Honesty makes you rich, but she works slowly.
— German Proverb

Trust people and they will be true to you; treat them greatly and they will show themselves great.
— Ralph Waldo Emerson, American essayist, philosopher and poet (1803-1882)

Truth is such a rare thing, it is delightful to tell it.
— Emily Dickinson, American poet (1830-1886)

He who steals once is always a thief.
— Spanish proverb

There is no disgrace in honest labor.
— American proverb

You may be deceived if you trust too much, but you will live in torment unless you trust enough.
— Frank Crane, minister, speaker, columnist (1861-1928)

Charity never made poor, stealing never made rich, and wealth never made wise.
— English Proverb

The highest compact we can make with our fellow is – “Let there be truth between us two for evermore.”
— Ralph Waldo Emerson, American essayist, philosopher and poet (1803-1882)

Who lies for you will lie against you.
— Bosnian proverb

The truth needs so little rehearsal.
— Barbara Kingsolver, American writer

The reputation of a thousand years may be determined by the conduct of one hour.
— Japanese Proverb

It takes less time to do a thing right than to explain why you did it wrong.
— Henry Wadsworth Longfellow, American poet and educator (1807-1882)

The only way to make a man trustworthy is to trust him.
— Henry L. Stimson, American statesman (1867-1950)

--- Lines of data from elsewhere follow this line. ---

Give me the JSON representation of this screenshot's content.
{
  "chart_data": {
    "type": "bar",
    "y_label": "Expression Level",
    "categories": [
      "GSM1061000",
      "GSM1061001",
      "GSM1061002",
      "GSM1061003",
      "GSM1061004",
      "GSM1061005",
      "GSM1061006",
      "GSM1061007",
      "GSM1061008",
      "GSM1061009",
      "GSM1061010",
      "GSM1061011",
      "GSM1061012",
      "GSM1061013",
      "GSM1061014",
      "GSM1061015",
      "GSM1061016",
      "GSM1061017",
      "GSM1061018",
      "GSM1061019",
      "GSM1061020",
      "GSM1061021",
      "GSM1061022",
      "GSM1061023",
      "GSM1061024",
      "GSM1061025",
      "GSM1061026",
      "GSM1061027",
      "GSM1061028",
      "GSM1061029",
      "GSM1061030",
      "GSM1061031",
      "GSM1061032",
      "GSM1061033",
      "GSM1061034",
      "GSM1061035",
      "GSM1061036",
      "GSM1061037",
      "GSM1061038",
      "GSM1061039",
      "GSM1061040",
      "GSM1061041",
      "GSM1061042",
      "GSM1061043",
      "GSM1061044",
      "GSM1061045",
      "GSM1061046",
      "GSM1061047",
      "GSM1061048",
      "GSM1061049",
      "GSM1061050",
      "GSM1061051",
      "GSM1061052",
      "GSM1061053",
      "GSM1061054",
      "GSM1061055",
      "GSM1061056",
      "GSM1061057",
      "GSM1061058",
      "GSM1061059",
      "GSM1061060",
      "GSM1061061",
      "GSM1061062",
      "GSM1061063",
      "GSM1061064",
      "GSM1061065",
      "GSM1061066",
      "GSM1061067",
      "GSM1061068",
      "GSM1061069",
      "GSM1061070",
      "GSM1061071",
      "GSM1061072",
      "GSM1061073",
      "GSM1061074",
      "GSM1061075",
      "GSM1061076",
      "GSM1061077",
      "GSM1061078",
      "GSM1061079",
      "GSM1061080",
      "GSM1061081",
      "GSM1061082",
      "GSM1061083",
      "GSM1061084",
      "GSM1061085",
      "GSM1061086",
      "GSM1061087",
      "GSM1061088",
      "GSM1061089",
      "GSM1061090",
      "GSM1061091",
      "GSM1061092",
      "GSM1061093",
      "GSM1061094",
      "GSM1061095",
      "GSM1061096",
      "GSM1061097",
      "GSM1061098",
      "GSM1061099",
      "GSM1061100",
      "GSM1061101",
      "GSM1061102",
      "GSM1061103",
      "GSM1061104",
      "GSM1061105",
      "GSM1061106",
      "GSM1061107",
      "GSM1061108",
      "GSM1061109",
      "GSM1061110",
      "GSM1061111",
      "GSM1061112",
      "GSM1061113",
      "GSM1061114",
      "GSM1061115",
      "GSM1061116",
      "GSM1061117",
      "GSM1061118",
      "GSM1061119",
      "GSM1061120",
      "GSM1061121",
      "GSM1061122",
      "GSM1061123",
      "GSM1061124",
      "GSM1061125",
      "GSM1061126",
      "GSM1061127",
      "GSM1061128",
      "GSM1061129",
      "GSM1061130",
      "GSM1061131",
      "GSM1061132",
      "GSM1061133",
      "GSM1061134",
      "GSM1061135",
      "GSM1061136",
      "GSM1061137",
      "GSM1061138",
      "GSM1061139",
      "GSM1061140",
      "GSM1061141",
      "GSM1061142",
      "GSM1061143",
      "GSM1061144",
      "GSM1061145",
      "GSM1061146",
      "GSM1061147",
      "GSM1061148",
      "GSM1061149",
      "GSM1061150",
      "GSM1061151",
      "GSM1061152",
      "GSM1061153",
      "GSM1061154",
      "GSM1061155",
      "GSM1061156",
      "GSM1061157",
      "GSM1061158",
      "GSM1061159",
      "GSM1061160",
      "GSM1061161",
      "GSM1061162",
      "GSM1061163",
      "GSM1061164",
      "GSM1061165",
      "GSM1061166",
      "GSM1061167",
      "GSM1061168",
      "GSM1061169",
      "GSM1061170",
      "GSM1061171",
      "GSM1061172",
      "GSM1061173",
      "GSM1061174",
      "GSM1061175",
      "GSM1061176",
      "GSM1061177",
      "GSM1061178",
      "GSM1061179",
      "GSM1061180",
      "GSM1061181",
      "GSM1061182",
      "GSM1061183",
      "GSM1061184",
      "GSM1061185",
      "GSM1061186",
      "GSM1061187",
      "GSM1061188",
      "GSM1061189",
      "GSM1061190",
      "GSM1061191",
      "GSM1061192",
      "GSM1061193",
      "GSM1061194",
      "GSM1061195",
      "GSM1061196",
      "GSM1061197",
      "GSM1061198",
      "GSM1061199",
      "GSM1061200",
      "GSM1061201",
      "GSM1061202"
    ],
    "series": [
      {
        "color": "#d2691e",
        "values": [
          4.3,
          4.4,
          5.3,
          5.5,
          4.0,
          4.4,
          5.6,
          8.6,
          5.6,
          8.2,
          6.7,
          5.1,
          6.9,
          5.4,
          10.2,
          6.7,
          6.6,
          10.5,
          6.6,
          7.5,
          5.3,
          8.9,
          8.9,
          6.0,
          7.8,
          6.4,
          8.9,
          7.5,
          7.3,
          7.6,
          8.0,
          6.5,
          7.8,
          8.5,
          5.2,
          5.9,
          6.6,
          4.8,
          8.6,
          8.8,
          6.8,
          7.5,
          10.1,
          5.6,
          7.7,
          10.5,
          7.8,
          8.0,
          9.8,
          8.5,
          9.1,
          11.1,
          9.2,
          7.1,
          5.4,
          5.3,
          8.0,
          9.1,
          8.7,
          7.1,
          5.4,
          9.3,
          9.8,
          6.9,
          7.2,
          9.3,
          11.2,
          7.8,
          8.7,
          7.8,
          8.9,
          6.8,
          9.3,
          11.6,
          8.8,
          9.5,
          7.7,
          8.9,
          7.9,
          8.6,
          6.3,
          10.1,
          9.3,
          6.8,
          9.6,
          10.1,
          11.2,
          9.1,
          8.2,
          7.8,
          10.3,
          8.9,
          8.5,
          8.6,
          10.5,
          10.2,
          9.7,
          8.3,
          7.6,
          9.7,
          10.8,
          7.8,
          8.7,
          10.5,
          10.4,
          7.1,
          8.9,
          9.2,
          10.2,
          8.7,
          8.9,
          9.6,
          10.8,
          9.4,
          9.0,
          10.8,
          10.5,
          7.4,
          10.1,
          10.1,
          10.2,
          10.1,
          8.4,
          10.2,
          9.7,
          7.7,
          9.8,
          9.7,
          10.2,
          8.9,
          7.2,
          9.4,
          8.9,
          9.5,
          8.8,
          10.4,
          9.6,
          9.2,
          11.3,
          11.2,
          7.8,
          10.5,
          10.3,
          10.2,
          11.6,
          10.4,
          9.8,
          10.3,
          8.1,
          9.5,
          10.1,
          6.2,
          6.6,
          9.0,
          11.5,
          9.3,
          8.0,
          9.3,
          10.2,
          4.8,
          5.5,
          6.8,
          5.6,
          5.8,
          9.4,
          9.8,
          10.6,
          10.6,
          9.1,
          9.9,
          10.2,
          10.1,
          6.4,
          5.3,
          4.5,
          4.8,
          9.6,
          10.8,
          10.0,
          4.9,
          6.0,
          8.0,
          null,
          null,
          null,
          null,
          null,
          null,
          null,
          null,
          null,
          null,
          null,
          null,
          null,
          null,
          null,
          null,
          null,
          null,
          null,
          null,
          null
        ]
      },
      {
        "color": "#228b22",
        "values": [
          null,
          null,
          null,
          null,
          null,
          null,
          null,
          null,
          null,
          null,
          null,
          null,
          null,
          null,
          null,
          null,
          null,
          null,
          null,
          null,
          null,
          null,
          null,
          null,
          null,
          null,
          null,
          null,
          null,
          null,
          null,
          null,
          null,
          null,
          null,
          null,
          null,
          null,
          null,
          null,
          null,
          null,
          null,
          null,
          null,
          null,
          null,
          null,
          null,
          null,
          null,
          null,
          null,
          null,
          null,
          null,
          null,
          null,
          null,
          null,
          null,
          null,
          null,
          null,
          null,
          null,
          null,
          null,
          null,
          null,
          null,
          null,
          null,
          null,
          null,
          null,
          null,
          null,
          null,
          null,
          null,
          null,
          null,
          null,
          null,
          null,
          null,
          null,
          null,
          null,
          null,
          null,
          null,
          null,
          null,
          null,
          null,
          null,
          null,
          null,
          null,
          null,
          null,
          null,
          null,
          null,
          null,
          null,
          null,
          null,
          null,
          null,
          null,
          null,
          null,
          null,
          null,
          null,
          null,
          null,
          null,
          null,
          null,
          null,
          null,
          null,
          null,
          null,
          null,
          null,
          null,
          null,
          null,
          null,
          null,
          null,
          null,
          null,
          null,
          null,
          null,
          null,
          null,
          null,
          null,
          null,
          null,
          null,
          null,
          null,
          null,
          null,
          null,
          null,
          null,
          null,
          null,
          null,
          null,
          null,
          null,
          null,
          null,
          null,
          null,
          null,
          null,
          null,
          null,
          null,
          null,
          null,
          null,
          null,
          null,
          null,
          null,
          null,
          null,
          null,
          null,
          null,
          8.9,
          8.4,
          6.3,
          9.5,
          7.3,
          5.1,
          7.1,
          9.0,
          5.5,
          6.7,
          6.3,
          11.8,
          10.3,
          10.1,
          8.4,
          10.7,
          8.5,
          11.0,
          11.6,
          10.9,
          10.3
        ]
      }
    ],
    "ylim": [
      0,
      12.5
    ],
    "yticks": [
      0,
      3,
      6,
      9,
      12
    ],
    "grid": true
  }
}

A good reputation is something you must pay for, but you can never buy.
— African proverb

A thief is a thief, whether he steals a diamond or a cucumber.
— Indian proverb

We’re all in the same boat in a stormy sea, and we owe each other a terrible loyalty.
— GK Chesterton, English writer (1874-1936)

A thorn defends the rose, harming only those who would steal the blossom.
— Chinese proverb

Avoid suspicion: when you’re walking through your neighbor’s melon patch, don’t tie your shoe.
— Chinese proverb

When people plant corn they are saying, let’s stay here. And by their connection to the land, they are connected to one another.
— Anne Raver, writer, environmentalist

Love all, trust a few, do wrong to none.
— William Shakespeare, English poet and playwright (1564-1616)

The most faithful mirror is an old friend.